Di dalam WTO reference paper dinyatakan bahwa “The regulatory body is separate from, and not accountable to, any supplier of basic telecommunication services. The decisions of and the procedures used by regulators shall be impartial with respect to all market participants.” (badan regulasi terpisah dari, dan tidak berhubungan dengan penyelenggara jasa telekomunikasi dasar.

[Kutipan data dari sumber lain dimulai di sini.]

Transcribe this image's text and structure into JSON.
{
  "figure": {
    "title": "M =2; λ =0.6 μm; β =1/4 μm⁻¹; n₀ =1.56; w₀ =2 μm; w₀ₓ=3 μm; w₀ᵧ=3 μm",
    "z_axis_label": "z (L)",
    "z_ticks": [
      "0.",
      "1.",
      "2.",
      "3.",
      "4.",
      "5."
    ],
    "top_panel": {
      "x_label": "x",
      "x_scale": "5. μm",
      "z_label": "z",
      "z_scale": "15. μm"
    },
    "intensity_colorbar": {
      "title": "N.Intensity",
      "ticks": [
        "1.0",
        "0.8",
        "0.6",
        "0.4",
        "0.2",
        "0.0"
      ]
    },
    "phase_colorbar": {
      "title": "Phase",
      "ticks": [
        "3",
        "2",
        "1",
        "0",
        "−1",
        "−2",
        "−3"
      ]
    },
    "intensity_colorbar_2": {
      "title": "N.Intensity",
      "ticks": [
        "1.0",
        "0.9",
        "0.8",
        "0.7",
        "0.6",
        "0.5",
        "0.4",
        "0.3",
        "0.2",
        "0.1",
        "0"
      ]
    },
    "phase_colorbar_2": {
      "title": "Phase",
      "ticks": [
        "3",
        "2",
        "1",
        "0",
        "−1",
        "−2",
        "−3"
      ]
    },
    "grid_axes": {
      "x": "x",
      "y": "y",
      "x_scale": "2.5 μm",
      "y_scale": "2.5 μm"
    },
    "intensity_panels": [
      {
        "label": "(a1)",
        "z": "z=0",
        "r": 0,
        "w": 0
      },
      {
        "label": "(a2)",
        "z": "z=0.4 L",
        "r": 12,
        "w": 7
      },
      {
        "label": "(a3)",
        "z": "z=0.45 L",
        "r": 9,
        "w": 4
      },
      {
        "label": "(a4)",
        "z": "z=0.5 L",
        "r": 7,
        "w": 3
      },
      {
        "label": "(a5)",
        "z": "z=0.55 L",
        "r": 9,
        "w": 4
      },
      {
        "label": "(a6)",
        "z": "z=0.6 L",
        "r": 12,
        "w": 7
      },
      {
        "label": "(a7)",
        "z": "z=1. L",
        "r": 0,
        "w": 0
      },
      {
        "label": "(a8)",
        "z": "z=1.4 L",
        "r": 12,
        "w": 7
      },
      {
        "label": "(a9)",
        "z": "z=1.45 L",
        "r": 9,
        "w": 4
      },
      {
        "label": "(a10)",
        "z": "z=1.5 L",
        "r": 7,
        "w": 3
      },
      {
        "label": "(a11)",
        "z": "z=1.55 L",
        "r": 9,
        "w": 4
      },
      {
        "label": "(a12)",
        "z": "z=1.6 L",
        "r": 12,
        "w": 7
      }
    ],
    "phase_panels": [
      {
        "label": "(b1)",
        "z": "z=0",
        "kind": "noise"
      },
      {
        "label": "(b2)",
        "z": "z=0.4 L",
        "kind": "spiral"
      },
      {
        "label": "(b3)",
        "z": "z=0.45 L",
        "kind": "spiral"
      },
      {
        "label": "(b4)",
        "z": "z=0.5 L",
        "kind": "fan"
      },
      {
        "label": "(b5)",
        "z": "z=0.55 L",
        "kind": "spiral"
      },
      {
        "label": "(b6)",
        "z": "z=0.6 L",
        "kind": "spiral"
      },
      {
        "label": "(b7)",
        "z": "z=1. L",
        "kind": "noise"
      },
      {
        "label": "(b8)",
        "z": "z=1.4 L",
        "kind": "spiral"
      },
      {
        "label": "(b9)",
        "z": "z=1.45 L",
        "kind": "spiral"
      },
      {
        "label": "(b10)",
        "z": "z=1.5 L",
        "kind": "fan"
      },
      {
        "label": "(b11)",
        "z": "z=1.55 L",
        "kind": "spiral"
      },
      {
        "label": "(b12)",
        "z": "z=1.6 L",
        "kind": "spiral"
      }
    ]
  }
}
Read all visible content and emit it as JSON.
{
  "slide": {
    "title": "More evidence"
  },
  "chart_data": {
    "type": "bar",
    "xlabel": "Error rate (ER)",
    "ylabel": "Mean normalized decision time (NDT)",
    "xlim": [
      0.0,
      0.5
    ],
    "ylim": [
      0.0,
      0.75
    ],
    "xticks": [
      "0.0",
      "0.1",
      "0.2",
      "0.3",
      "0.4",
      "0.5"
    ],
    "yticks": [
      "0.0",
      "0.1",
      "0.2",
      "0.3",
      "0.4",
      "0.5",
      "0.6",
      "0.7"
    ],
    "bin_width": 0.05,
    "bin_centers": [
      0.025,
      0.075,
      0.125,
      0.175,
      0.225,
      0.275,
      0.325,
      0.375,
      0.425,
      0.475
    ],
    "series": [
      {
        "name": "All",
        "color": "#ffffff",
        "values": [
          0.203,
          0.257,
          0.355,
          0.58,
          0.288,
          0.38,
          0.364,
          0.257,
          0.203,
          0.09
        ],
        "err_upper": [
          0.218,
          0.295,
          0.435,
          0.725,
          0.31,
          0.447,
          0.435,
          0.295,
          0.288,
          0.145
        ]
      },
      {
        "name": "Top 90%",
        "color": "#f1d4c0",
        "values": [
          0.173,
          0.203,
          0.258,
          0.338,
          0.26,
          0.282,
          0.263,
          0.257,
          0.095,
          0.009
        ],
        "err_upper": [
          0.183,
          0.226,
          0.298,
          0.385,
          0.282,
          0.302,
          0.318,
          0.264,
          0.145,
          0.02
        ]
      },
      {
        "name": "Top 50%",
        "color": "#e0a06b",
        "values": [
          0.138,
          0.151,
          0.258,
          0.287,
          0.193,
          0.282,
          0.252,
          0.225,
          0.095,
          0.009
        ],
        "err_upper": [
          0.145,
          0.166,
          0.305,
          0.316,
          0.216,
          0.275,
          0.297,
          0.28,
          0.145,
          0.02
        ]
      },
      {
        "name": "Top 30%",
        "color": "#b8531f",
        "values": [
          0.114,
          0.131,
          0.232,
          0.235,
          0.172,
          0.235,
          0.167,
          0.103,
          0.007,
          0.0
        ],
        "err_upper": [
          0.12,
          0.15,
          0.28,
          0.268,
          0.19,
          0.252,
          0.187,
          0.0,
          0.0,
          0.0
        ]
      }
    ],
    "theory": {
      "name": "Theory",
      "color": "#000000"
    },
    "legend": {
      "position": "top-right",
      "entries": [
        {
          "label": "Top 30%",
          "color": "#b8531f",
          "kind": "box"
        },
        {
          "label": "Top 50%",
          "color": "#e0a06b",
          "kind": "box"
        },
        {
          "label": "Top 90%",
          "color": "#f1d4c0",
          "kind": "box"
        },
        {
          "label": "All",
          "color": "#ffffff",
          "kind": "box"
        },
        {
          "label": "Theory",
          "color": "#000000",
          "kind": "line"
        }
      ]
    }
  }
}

Keputusan regulator dan prosedur yang digunakan oleh regulator harus adil dalam penerapannya terhadap peserta pasar). (Sumber: situs resmi WTO)
UU No.36 tahun 1999 Pasal 5 menjelaskan bahwa dalam rangka pembinaan telekomunikasi maka pemerintah melibatkan peran serta masyarakat yang diselenggarakan oleh lembaga mandiri yang dibentuk untuk maksud tersebut. Oleh karena itu pemerintah Indonesia membentuk badan regulasi independen yang dikenal dengan nama Badan Regulasi Telekomunikasi Indonesia (BRTI) melalui Keputusan Menteri Perhubungan No. 31 Tahun 2003 tentang penetapan Badan Regulasi Telekomunikasi Indonesia (BRTI) yang kemudian diubah menjadi Peraturan Menteri Kominfo No. 25/Per/M.Kominfo/11/2005 tentang Perubahan Pertama atas Keputusan Menteri Perhubungan No. 31 Tahun 2003 tentang Penetapan Badan Regulasi Telekomunikasi Indonesia.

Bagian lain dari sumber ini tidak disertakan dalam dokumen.